The Aga Khan IV was involved in a range of activities globally, which included education, healthcare, low cost housing, micro finance, cultural regeneration programmes, energy development, rural support programmes, architecture, industrial development and eco-tourism.

He set up one of the most prestigious prizes in the world, The Aga Khan Award for Architecture, which recognised excellence in the sector, while engaging people from different disciplines. That award led to the setting up of the Aga Khan Trust for Culture, which today is responsible for a number of restoration projects in India, Pakistan, Afghanistan, Egypt, Uzbekistan, Spain as well as Canada.

In the field of rural development, he founded the Aga Khan Rural Support Programme (AKRSP) in northern Pakistan with Shoaib Sultan Khan, a protégé of the world renowned expert, Akhtar Hamid Khan. It became a model of a people-centric process which today is emulated in many parts of the world including the high mountain valleys of central Asia.

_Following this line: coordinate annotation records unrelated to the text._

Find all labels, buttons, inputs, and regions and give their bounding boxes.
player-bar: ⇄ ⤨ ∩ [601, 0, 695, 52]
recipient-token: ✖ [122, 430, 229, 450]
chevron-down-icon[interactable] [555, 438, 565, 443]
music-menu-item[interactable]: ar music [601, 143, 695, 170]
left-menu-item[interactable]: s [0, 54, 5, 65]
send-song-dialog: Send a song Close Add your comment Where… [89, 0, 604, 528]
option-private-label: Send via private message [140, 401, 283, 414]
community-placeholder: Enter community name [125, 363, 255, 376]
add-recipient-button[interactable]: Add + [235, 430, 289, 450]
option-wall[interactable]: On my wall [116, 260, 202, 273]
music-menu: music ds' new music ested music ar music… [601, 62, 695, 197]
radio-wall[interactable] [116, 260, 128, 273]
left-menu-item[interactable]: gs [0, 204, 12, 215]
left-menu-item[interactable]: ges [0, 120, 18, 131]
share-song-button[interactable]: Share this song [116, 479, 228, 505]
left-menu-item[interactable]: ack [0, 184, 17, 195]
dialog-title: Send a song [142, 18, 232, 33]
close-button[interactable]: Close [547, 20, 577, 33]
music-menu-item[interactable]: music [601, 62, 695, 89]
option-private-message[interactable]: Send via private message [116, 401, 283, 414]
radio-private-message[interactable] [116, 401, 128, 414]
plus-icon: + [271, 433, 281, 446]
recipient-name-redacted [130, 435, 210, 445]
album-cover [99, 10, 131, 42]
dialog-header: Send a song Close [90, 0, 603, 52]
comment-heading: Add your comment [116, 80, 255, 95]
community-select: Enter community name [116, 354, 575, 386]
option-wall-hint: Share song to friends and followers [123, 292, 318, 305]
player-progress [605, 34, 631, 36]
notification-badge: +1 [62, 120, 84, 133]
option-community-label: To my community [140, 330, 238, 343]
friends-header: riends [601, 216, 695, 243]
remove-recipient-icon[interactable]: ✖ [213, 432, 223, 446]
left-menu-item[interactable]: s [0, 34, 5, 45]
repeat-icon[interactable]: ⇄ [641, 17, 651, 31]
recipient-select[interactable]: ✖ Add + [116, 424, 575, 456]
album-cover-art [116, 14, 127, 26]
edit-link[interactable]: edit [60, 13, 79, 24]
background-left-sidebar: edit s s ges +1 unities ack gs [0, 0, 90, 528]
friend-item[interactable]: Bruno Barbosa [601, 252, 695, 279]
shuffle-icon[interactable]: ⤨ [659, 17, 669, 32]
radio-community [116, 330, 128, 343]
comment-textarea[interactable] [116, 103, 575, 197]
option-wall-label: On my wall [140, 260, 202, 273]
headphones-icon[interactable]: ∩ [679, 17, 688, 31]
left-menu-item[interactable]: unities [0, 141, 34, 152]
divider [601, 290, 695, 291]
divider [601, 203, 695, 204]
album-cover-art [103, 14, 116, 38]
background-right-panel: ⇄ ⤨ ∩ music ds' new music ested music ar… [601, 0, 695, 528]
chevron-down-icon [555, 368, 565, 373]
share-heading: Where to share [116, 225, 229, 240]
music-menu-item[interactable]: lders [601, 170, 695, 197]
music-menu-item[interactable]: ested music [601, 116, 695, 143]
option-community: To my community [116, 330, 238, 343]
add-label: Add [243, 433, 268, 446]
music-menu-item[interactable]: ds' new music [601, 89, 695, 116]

The Aga Khan IV’s greatest strength was his ability to listen to the needs of the people at the grassroots level and his readiness to consult. He believed that people were the best agents of their own transformation and was able to tap the talent of some of the best brains in the world.

A man of great humility, he shied away from praise. When asked by a leading Canadian TV journalists, (the late) Roy Bonisteel, how he would be liked to be remembered one day, the Aga Khan’s answer was a very categorical “not by name or by face”. If his programmes to help the people they were meant to serve actually reached them, then his mission in life would have been fulfilled, was his response.

His Highness Prince Rahim Aga Khan V


A pluralist by nature, the Aga Khan had a deep understanding of the pathology of conflict. He set up a Global Centre for Pluralism in partnership with the Canadian government to study conflict and the pre-emptive measures to prevent it.

In every field he was involved in, he aimed for excellence, but always kept in mind that to change society one must engage people and inspire hope in them.

He was known as an institution builder and has been succeeded by his eldest son His Highness Prince Rahim Aga Khan, who spent the past two decades working by his side on the Aga Khan Development Network (AKDN). It is a global umbrella organisation under which all these development activities are conducted.

As the Aga Khan V, Prince Rahim is well poised to continue a legacy that goes back centuries of an Islamic dynasty that founded Cairo and gave the world one of its first universities – the Al Azhar University, over a thousand years ago. We wish Prince Rahim Aga Khan an Imamat in which he continues to serve the cause of humanity as his noble ancestors did through the AKDN and the global Ismaili community of some 15 million settled in over 35 countries of the world.